Penalized Cox Regression Models for High-Dimensional Survival Analysis: An Application to Breast Cancer Microarray Data
Abstract
Survival analysis provides a statistical framework for examining the relationship between time to event outcomes and explanatory variables. The Cox proportional hazards (Cox PH) model is widely used for this purpose, but its performance deteriorates in high-dimensional settings, where the number of predictors is large and strong collinearity is present. Penalized Cox regression methods have been developed to address these limitations by incorporating regularization into the estimation process. This study applies penalized Cox regression models to breast cancer microarray survival data obtained from the Gene Expression Omnibus dataset GSE20685, which contains gene expression measurements for 54,682 genes across 327 patients.

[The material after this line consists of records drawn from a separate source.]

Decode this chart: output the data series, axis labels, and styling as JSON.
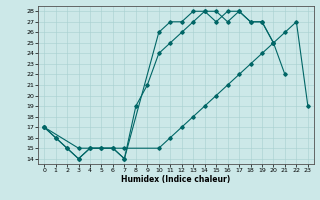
{
  "xlabel": "Humidex (Indice chaleur)",
  "bg_color": "#cce8e8",
  "line_color": "#006666",
  "xlim": [
    -0.5,
    23.5
  ],
  "ylim": [
    13.5,
    28.5
  ],
  "xticks": [
    0,
    1,
    2,
    3,
    4,
    5,
    6,
    7,
    8,
    9,
    10,
    11,
    12,
    13,
    14,
    15,
    16,
    17,
    18,
    19,
    20,
    21,
    22,
    23
  ],
  "yticks": [
    14,
    15,
    16,
    17,
    18,
    19,
    20,
    21,
    22,
    23,
    24,
    25,
    26,
    27,
    28
  ],
  "line1_x": [
    0,
    1,
    2,
    3,
    4,
    5,
    6,
    7,
    8,
    9,
    10,
    11,
    12,
    13,
    14,
    15,
    16,
    17,
    18,
    19,
    20,
    21
  ],
  "line1_y": [
    17,
    16,
    15,
    14,
    15,
    15,
    15,
    14,
    19,
    21,
    24,
    25,
    26,
    27,
    28,
    28,
    27,
    28,
    27,
    27,
    25,
    22
  ],
  "line2_x": [
    0,
    1,
    2,
    3,
    4,
    5,
    6,
    7,
    10,
    11,
    12,
    13,
    14,
    15,
    16,
    17,
    18,
    19,
    20
  ],
  "line2_y": [
    17,
    16,
    15,
    14,
    15,
    15,
    15,
    14,
    26,
    27,
    27,
    28,
    28,
    27,
    28,
    28,
    27,
    27,
    25
  ],
  "line3_x": [
    0,
    3,
    7,
    10,
    11,
    12,
    13,
    14,
    15,
    16,
    17,
    18,
    19,
    20,
    21,
    22,
    23
  ],
  "line3_y": [
    17,
    15,
    15,
    15,
    16,
    17,
    18,
    19,
    20,
    21,
    22,
    23,
    24,
    25,
    26,
    27,
    19
  ]
}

The aim of this study is to fit and compare Ridge, LASSO, and Elastic Net Cox models with the classical Cox PH model. Model performance is evaluated using root mean square error (RMSE), with emphasis placed on test set results to assess predictive generalization. The results show that penalized Cox regression models consistently outperform the Cox PH model on the test set across all evaluated predictor dimensions. While the Cox PH model fails to produce reliable predictions when the number of predictors is large, the penalized models remain stable and effective. Among the penalized approaches, Ridge regression demonstrates the most robust performance in ultra-high-dimensional settings, whereas LASSO and Elastic Net provide competitive performance at lower and moderate dimensional levels through feature selection. These findings highlight the importance of regularization for survival modelling in high-dimensional genomic data and demonstrate that penalized Cox regression offers a more reliable alternative to the classical Cox PH model for microarray-based survival prediction.